Mon ton est dur malgré le vacillement que je peux lire dans son regard, mais Kim se reprend très vite. Ne jamais rien montrer. Ne jamais rien expliquer non plus. Juste imposer. C'est son mantra.
— Et je suppose que si Isobel a confié le chantier à Harlow c'est qu'elle estime qu'elle en est capable... et moi aussi après avoir étudié son projet.
Si Kim avait des revolvers à la place des yeux, je serais étendu au sol dans une marre de sang. Fils ou pas. On ne défie pas la grande Kim Foster.
— Très bien. Je te laisse te reposer. Mais cette conversation est loin d'être terminée Isaac.
Pas du tout habitué à ce qu'elle capitule si vite, je tente de lire en elle, mais c'est peine perdu. Son masque est de retour. Les injections de botox n'ont pas tout figé cependant. Ses lèvres s'étirent dans un rictus mauvais.
— N'oublie pas une chose mon fils... à son tour d'insister sur mon dénominatif.
Elle se rapproche en enfilant son manteau.
— Mes menaces sont toujours d'actualité Isaac, ne l'oublie pas.
Sur ses paroles sibyllines et sans que je n'ai eu le temps de réagir, Kim quitte mon penthouse comme elle est venue. Sans un au revoir, mais avec la prestance d'une reine sadique qui sait qu'elle a gagné.
Après le départ de ma mère, il m'a été impossible de fermer l'œil. Trop de tensions. Je n'ai pas arrêté de repenser à sa dernière phrase. Serait-elle capable après toutes ces années de mettre à exécution son plan ?
Bien sûr que oui. Ta mère est folle. La jalousie la rend irrationnelle.
Du coup, je suis allé courir, pour me vider l'esprit, et faire partir cette fatigue, que je traîne depuis qu'une certaine princesse m'a réveillé en sursaut.

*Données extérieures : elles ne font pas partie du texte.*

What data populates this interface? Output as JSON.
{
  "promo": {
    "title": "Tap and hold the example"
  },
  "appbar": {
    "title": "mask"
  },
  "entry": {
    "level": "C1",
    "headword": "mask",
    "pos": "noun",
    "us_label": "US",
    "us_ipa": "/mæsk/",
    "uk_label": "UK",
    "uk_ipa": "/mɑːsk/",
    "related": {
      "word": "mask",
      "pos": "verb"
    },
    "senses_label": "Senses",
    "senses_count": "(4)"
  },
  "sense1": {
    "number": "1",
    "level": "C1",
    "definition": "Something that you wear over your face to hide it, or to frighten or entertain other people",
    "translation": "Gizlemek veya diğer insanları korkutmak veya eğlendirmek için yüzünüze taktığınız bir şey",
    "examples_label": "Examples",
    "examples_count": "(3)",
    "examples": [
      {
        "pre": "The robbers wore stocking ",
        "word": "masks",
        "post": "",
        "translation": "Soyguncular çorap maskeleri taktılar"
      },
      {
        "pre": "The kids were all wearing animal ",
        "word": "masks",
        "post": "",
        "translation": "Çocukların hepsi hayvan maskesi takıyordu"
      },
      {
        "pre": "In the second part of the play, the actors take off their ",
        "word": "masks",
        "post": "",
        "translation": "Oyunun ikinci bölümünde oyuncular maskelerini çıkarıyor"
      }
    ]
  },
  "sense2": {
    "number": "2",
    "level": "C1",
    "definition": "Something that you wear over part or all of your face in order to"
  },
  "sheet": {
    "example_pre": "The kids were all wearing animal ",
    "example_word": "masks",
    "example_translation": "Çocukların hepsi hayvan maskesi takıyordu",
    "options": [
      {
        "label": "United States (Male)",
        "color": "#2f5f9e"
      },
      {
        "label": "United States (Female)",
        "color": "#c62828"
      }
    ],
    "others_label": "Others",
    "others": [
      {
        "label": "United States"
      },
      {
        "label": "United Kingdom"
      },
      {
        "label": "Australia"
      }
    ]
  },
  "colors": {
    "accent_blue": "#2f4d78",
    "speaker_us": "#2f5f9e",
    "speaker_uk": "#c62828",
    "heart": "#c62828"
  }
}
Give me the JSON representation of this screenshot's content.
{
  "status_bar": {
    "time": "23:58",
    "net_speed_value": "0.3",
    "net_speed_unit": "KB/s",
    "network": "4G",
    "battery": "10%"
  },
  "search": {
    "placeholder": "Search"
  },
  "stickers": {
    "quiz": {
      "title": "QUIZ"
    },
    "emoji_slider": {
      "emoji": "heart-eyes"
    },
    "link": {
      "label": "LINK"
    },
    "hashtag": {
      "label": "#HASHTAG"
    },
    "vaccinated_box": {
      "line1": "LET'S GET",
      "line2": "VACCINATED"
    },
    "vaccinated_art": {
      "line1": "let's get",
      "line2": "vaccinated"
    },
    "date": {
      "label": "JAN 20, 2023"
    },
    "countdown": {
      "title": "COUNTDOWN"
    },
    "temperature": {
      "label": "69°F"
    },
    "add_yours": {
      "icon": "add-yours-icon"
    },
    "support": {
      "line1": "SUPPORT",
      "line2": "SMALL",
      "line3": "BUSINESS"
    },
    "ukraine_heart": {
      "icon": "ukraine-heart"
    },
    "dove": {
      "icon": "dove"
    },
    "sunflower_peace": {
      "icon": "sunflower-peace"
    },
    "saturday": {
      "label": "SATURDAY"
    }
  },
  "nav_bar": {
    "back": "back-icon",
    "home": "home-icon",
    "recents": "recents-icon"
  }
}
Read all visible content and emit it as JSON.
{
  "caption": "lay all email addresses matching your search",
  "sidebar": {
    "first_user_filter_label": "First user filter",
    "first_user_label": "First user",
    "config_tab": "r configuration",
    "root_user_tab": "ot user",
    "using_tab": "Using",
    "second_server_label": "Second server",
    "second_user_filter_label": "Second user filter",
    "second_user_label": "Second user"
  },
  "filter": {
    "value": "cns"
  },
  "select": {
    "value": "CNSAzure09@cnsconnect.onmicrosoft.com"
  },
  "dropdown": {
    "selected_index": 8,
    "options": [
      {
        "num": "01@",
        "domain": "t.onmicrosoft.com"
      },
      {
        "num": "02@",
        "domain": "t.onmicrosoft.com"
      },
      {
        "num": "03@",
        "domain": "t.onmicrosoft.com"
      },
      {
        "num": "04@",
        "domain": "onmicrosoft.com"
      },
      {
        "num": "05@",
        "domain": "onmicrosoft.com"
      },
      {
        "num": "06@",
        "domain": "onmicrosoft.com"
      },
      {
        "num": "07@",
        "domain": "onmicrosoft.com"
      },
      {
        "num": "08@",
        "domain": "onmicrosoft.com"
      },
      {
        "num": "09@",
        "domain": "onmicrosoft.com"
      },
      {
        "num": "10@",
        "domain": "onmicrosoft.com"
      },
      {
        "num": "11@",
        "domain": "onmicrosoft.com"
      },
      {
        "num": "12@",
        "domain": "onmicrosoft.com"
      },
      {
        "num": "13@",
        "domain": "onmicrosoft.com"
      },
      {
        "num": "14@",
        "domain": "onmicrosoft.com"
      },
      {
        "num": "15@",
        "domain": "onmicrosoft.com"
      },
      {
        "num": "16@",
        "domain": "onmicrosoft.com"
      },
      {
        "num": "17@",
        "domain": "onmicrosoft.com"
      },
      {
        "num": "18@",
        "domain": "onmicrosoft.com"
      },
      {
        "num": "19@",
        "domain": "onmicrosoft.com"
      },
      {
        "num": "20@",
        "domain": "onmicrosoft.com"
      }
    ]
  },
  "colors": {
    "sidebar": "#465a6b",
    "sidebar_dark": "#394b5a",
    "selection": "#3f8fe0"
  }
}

Je suis rentré de mon footing, les pensées moins moroses et les muscles plus endoloris. J'ai filé sous une bonne douche chaude salvatrice, et jouissive, cette tension là aussi était à évacuer, puis je me suis préparé pour ma journée de travail.
Quand j'arrive chez Foster Financial quelques heures plus tard, mon père m'attend dans mon bureau en compagnie de Barbie Jenny.
— Dans la famille dysfonctionnelle, après la mère, je demande le père, je m'exclame en pénétrant dans mon antre.